If you have not installed those libraries before in your Python development environment you first need to use the pip command to get those packages installed:

pip install requests json sseclient-py

The code also defines a variable API_KEY which is intended to store an OpenAI API key. Please replace the placeholder text [INSERT YOUR OPENAI API KEY HERE] with the API key you have retrieved from your OpenAI account before.

Next add further complete the implementation by implementing and executing the performRequestWithStreaming() function which is containing all the logic which is needed to perform a POST request to the OpenAI API completion endpoint and receive the answer in streaming mode:

import requests
import json
import sseclient

def performRequestWithStreaming():
    reqUrl = 'https://api.openai.com/v1/completions'
    reqHeaders = {
        'Accept': 'text/event-stream',
        'Authorization': 'Bearer ' + API_KEY
    reqBody = {
      "model": "text-davinci-003",
      "prompt": "What is Python?",
      "max_tokens": 100,
      "temperature": 0,
      "stream": True,
    request = requests.post(reqUrl, stream=True, headers=reqHeaders, json=reqBody)
    client = sseclient.SSEClient(request)
    for event in client.events():
        if event.data != '[DONE]':
            print(json.loads(event.data)['choices'][0]['text'], end="", flush=True),

if __name__ == '__main__':

The function makes a POST request to the URL https://api.openai.com/v1/completions using the requests module. The request header includes Accept and Authorization fields, with the Authorization header using the API_KEY variable that was defined earlier in the code.

The request body, defined as the reqBody variable, contains several parameters for the API request, including the model name, prompt text, maximum number of tokens to return, temperature, and the requirement for the response to be streamed.

The response from the API request is assigned to the request variable. Then, the sseclient library is used to handle the response, and the SSEClient constructor is passed the request object to create a new client object.

The code then uses a for-loop to iterate over the events in the client object. For each event, the event data is printed to the console, unless the event data is equal to '[DONE]', in which case nothing is printed. The json.loads() function is used to parse the JSON data in the event, and the choices field of the resulting dictionary is extracted to get the text of the completion. The end and flush parameters of the print() function are used to ensure the output is not buffered and is immediately displayed on the console.

Execute The Script

Execute the script with

$ python main.py

You should then be able to see that the answered provided by OpenAI (to the prompt "What is Python?") is streamed to the command line.
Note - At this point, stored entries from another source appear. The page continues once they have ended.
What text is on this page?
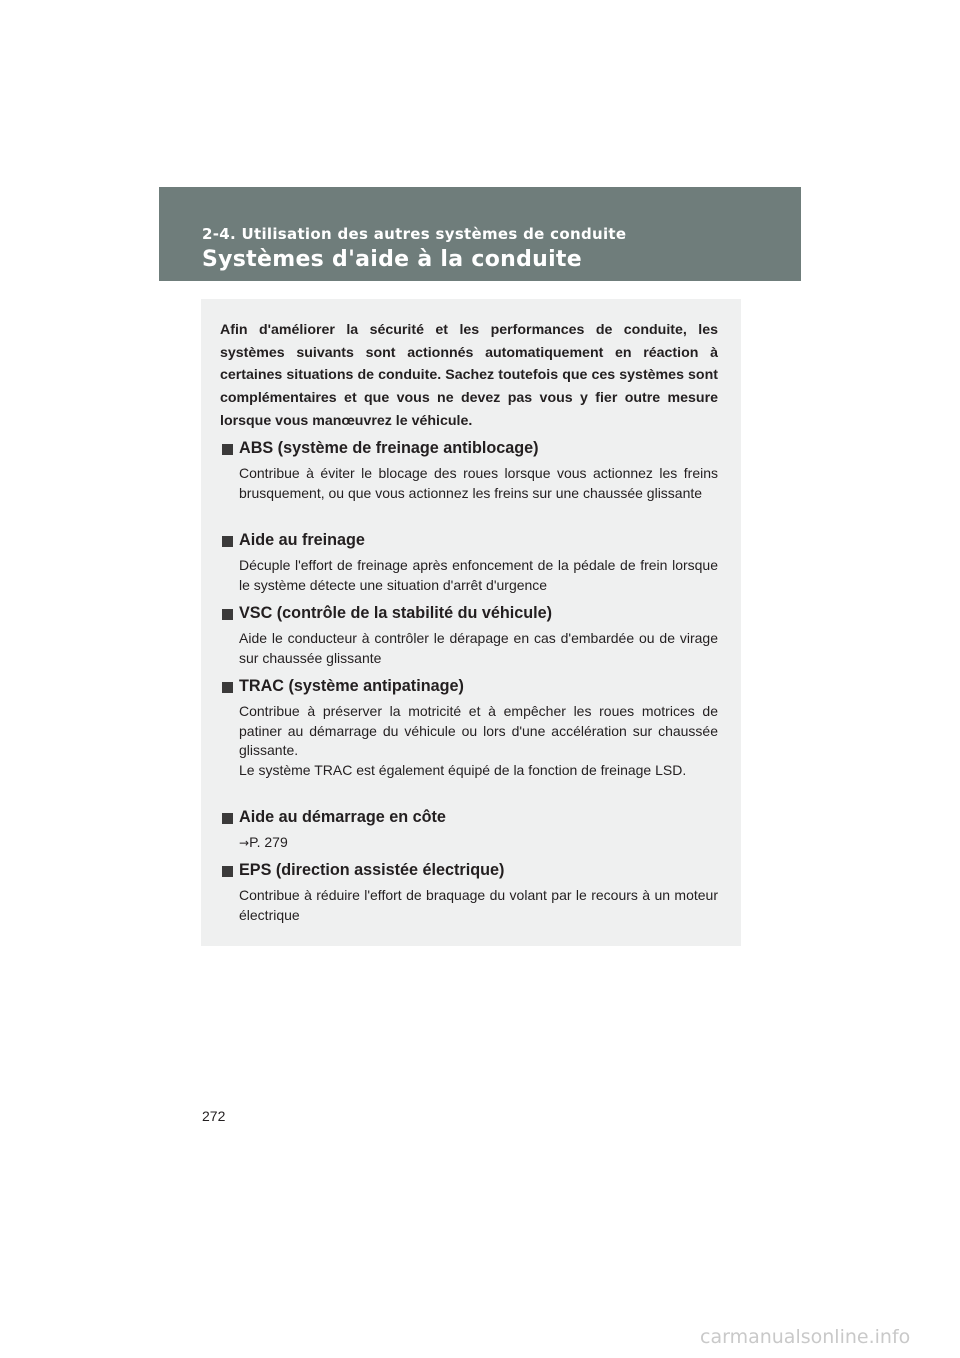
2-4. Utilisation des autres systèmes de conduite
Systèmes d'aide à la conduite
Afin d'améliorer la sécurité et les performances de conduite, les systèmes suivants sont actionnés automatiquement en réaction à certaines situations de conduite. Sachez toutefois que ces systèmes sont complémentaires et que vous ne devez pas vous y fier outre mesure lorsque vous manœuvrez le véhicule.
ABS (système de freinage antiblocage)
Contribue à éviter le blocage des roues lorsque vous actionnez les freins brusquement, ou que vous actionnez les freins sur une chaussée glissante
Aide au freinage
Décuple l'effort de freinage après enfoncement de la pédale de frein lorsque le système détecte une situation d'arrêt d'urgence
VSC (contrôle de la stabilité du véhicule)
Aide le conducteur à contrôler le dérapage en cas d'embardée ou de virage sur chaussée glissante
TRAC (système antipatinage)
Contribue à préserver la motricité et à empêcher les roues motrices de patiner au démarrage du véhicule ou lors d'une accélération sur chaussée glissante.
Le système TRAC est également équipé de la fonction de freinage LSD.
Aide au démarrage en côte
→P. 279
EPS (direction assistée électrique)
Contribue à réduire l'effort de braquage du volant par le recours à un moteur électrique
272
carmanualsonline.info
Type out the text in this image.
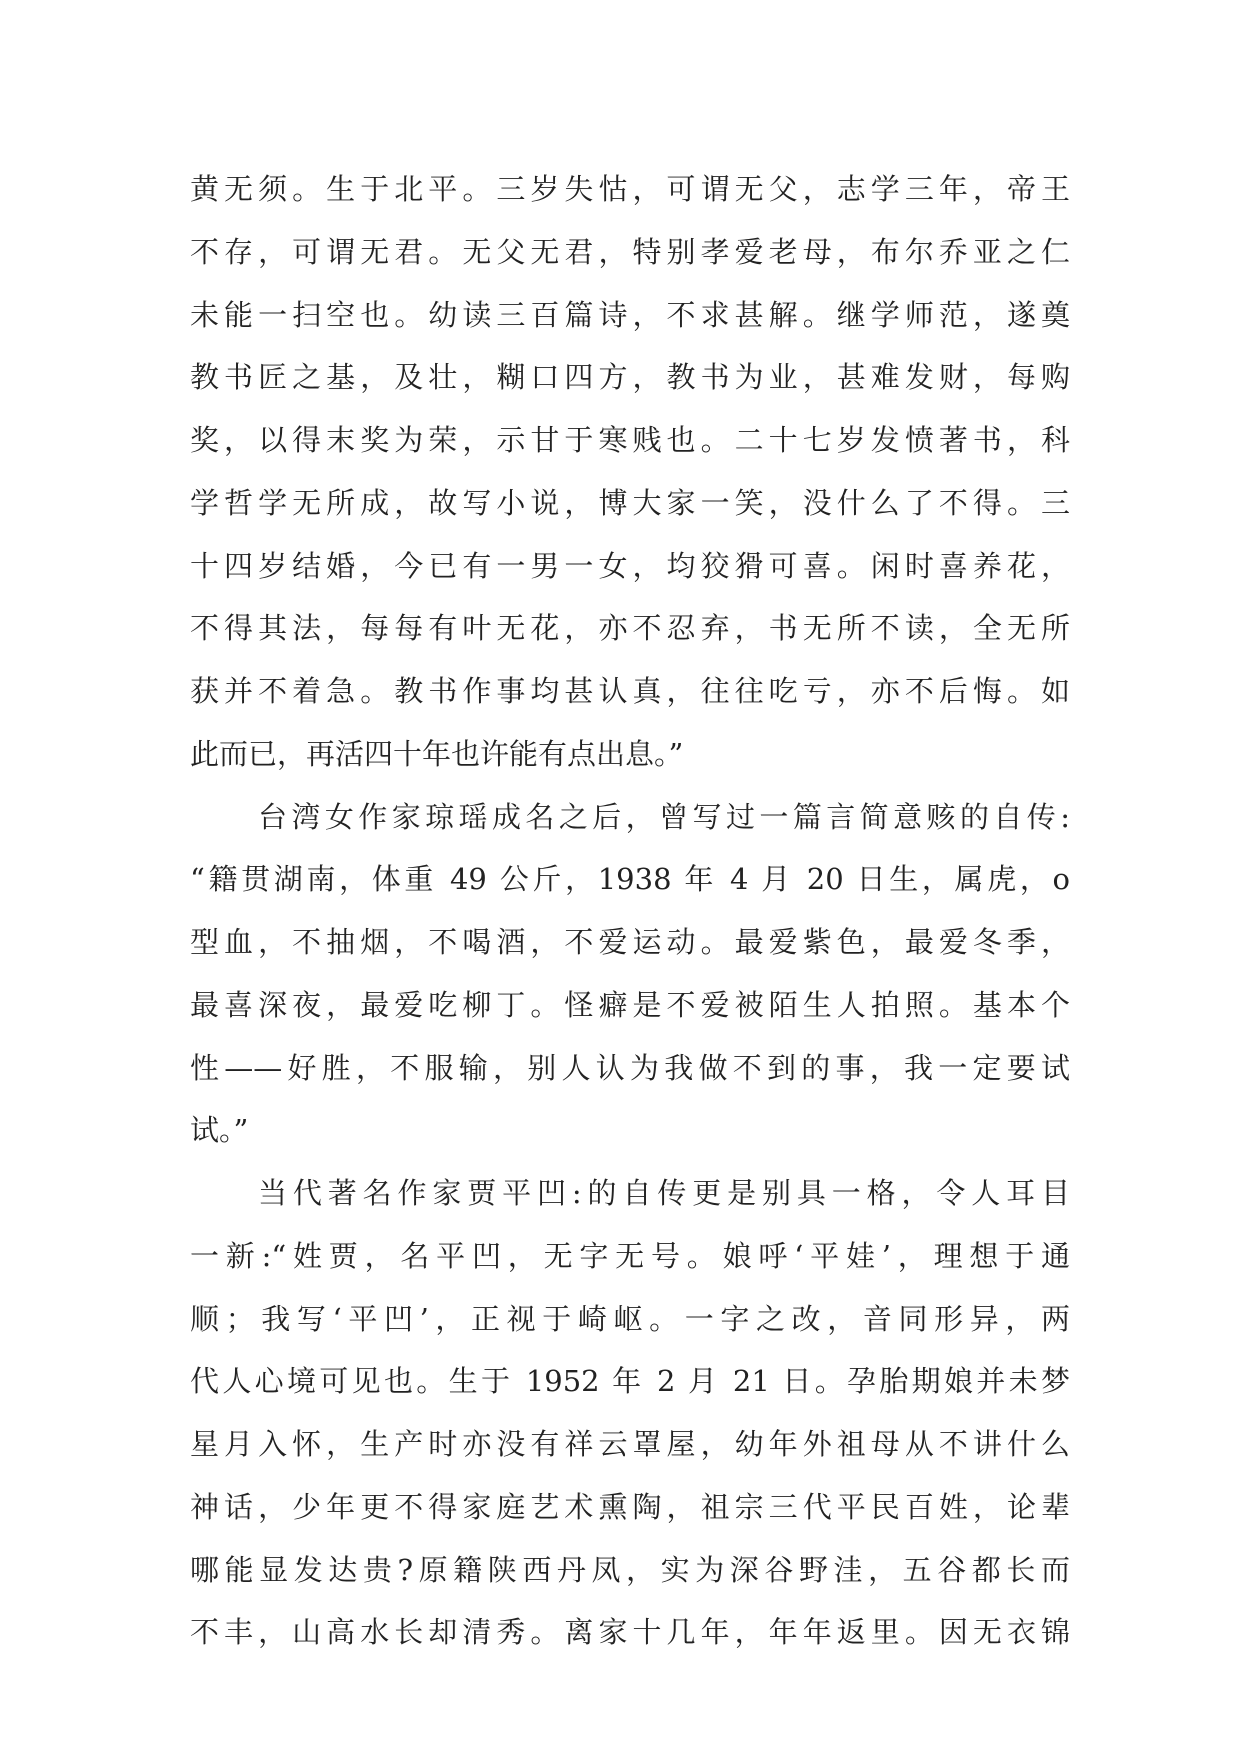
黄无须。生于北平。三岁失怙，可谓无父，志学三年，帝王
不存，可谓无君。无父无君，特别孝爱老母，布尔乔亚之仁
未能一扫空也。幼读三百篇诗，不求甚解。继学师范，遂奠
教书匠之基，及壮，糊口四方，教书为业，甚难发财，每购
奖，以得末奖为荣，示甘于寒贱也。二十七岁发愤著书，科
学哲学无所成，故写小说，博大家一笑，没什么了不得。三
十四岁结婚，今已有一男一女，均狡猾可喜。闲时喜养花，
不得其法，每每有叶无花，亦不忍弃，书无所不读，全无所
获并不着急。教书作事均甚认真，往往吃亏，亦不后悔。如
此而已，再活四十年也许能有点出息。”
台湾女作家琼瑶成名之后，曾写过一篇言简意赅的自传:
“籍贯湖南，体重 49 公斤，1938 年 4 月 20 日生，属虎，o
型血，不抽烟，不喝酒，不爱运动。最爱紫色，最爱冬季，
最喜深夜，最爱吃柳丁。怪癖是不爱被陌生人拍照。基本个
性——好胜，不服输，别人认为我做不到的事，我一定要试
试。”
当代著名作家贾平凹:的自传更是别具一格，令人耳目
一新:“姓贾，名平凹，无字无号。娘呼‘平娃’，理想于通
顺；我写‘平凹’，正视于崎岖。一字之改，音同形异，两
代人心境可见也。生于 1952 年 2 月 21 日。孕胎期娘并未梦
星月入怀，生产时亦没有祥云罩屋，幼年外祖母从不讲什么
神话，少年更不得家庭艺术熏陶，祖宗三代平民百姓，论辈
哪能显发达贵?原籍陕西丹凤，实为深谷野洼，五谷都长而
不丰，山高水长却清秀。离家十几年，年年返里。因无衣锦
In conclusion, streaming responses from the OpenAI API in real-time using SSE and Python is a powerful and efficient way to access AI models in your applications. By following the step-by-step guide in this post, you should now be able to implement this technique and receive real-time updates from the OpenAI API. SSE is a simple and effective solution for streaming data from the server to the client and is a great option for those looking to take their application's AI capabilities to the next level.